Thing 1 as I will refer to her for the duration of the blog walked into our bedroom and saw a container with change in it. Now she might have seen it before, maybe not, but to her it was the moment that it dawned on her that Mommy and Daddy were not using this money. That is an important realization, that if we just put money somewhere that it is not working for us, we are missing an opportunity. She realized there was an opportunity and with the usual speedy decision making of a toddler acted upon it. We saw her on the second trip after hearing some unidentifiable sounds and caught her running back and forth, it led us to investigate where we saw her grabbing change from the container and running to her room to put it in the piggy bank, which just happened to be a pig.

Now, the question is, how does a toddler make money work for them? They look at it in terms of where do I know that money goes? In this case Thing 1 had the AHA! moment, money goes in the piggy bank! To small children the piggy bank is the place where money goes and it’s almost sacred. It that is the place where you magically draw money out later to spend. Now what if we found a way to recreate that feeling, not of terror about inflation killing our savings account, or investment managers that may or may not make good returns but take a cut of our money anyway? What if we could be the toddler who is identifying money not being utilized to the utmost and had a place to put it where we consider it to be safe and where it can actually grow.

Not having had the time to requisitely poll toddlers, I will have to make some inferences here. I imagine that two-year-olds think that money put in the piggy bank is the safest place in the world and while they don’t understand interest, I have endeavored to help them with this concept by creating the Bank of Dad. First let me say, that idea was not mine originally but came from a good friend who explained his system to me and I have adopted and adapted it to my families ability and needs. So, at our house, Thing 1 and Thing 2 have their own piggy banks that they have stored money in. Now that we are at a time where they can understand more complicated concepts, I set up a deal with them about their money. They have the option to invest their money in the Bank of Dad, who pays a very generous 5% return monthly on the investment every month. This means if they want to earn money, they can’t spend it, and at the end of the month they make their return. They don’t have an allowance, instead they are rewarded for completing their daily chore chart and other various chores. This money can be invested at any time prior to the last day of the month for their returns. If they want to spend it and take it out prior to the last day of the month that money is not counted toward returns. The broad point being that they have a system that encourages investment with no risk on their part.

We can achieve a similar situation in our own financial lives by investing our money intelligently in companies that are undervalued by the market. Thus, we are making our money work for us by earning returns on the market as it belatedly realizes that they undervalued this company, or get payed dividends on our positions, or the company realizing they are undervalued buy back their own stock. We have to remain invested to achieve these results, and we gain security of our money working for us by how and who we invest with. We know that we can always access that cash relatively quickly by selling out of positions (which I would hope would be a measure of last resort) and we answer to no one but ourselves. We have taken on the responsibility Thing 1 took on of ensuring we are making the best possible use of the money that is just sitting there doing not a whole lot right now.

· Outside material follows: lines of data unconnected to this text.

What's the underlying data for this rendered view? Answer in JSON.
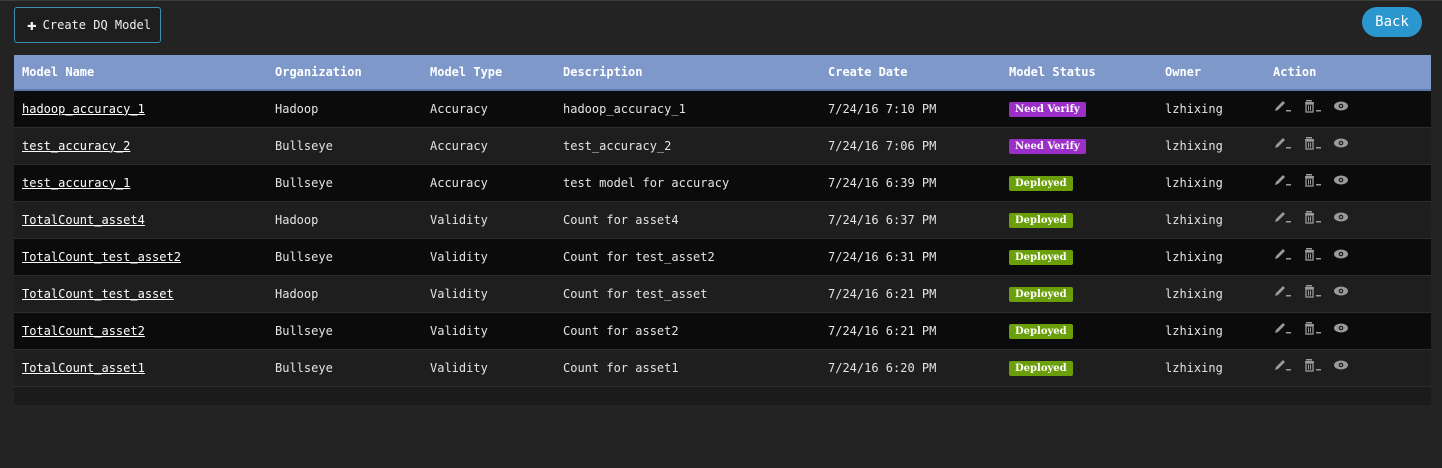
{
  "toolbar": {
    "create_label": "Create DQ Model",
    "back_label": "Back"
  },
  "colors": {
    "need_verify": "#9b30c8",
    "deployed": "#6a9f0a",
    "header_bg": "#7e98c9",
    "back_button": "#2b97cf"
  },
  "table": {
    "headers": [
      "Model Name",
      "Organization",
      "Model Type",
      "Description",
      "Create Date",
      "Model Status",
      "Owner",
      "Action"
    ],
    "rows": [
      {
        "name": "hadoop_accuracy_1",
        "org": "Hadoop",
        "type": "Accuracy",
        "desc": "hadoop_accuracy_1",
        "date": "7/24/16 7:10 PM",
        "status": "Need Verify",
        "owner": "lzhixing"
      },
      {
        "name": "test_accuracy_2",
        "org": "Bullseye",
        "type": "Accuracy",
        "desc": "test_accuracy_2",
        "date": "7/24/16 7:06 PM",
        "status": "Need Verify",
        "owner": "lzhixing"
      },
      {
        "name": "test_accuracy_1",
        "org": "Bullseye",
        "type": "Accuracy",
        "desc": "test model for accuracy",
        "date": "7/24/16 6:39 PM",
        "status": "Deployed",
        "owner": "lzhixing"
      },
      {
        "name": "TotalCount_asset4",
        "org": "Hadoop",
        "type": "Validity",
        "desc": "Count for asset4",
        "date": "7/24/16 6:37 PM",
        "status": "Deployed",
        "owner": "lzhixing"
      },
      {
        "name": "TotalCount_test_asset2",
        "org": "Bullseye",
        "type": "Validity",
        "desc": "Count for test_asset2",
        "date": "7/24/16 6:31 PM",
        "status": "Deployed",
        "owner": "lzhixing"
      },
      {
        "name": "TotalCount_test_asset",
        "org": "Hadoop",
        "type": "Validity",
        "desc": "Count for test_asset",
        "date": "7/24/16 6:21 PM",
        "status": "Deployed",
        "owner": "lzhixing"
      },
      {
        "name": "TotalCount_asset2",
        "org": "Bullseye",
        "type": "Validity",
        "desc": "Count for asset2",
        "date": "7/24/16 6:21 PM",
        "status": "Deployed",
        "owner": "lzhixing"
      },
      {
        "name": "TotalCount_asset1",
        "org": "Bullseye",
        "type": "Validity",
        "desc": "Count for asset1",
        "date": "7/24/16 6:20 PM",
        "status": "Deployed",
        "owner": "lzhixing"
      }
    ],
    "action_icons": [
      "pencil-icon",
      "trash-icon",
      "eye-icon"
    ]
  }
}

Let us try to emulate Thing 1 who put the money in the correct place and not Mommy and Daddy who just let it sit on the night table doing nothing. She had it figured out as a small child and has the best understanding of how to achieve returns in the house besides yours truly. I am a little scared honestly and proud. Scared because she can be frugal and calculating it out, by the time she graduates college which is the life cycle of the Bank of Dad ends, she could have quite the nest egg. I am proud of how she waits for the things she wants until someone gifts them to her to not spend her own funds. I don’t have a good read on Thing 2 yet, but I see less investing mindset and patience in her, but we will have to see as her personality continues to develop. The flip side is she could be the next Gordon Gecko just as easily, she scares me for a different reason sometimes, but that’s another post.

I hope this post will help you to think like a two-year-old and desire to put your money to work in a secure manner in intelligent investments. This can be the equivalent of your new sacred space for your money in the way that it is for me and Thing 1. I recently let her choose an industry to buy a share of an ETF in and with simplified explanations of what each does, she wanted to invest in something which is about helping people (medical). I like her choice and even though my exposure is limited in this realm is limited because of my lack of understanding of the companies, I found a nice middle ground with her and chose an ETF. I love that she invests with her heart as well as her head. She may not be ready for individual companies, but she knew it helped people and that they are busy right now. We also have to understand opportunity in crisis to invest intelligently, so I encourage you to look for crisis and figure out where the opportunity is for an investor.

Time to go chase some prey from the refrigerator for breakfast!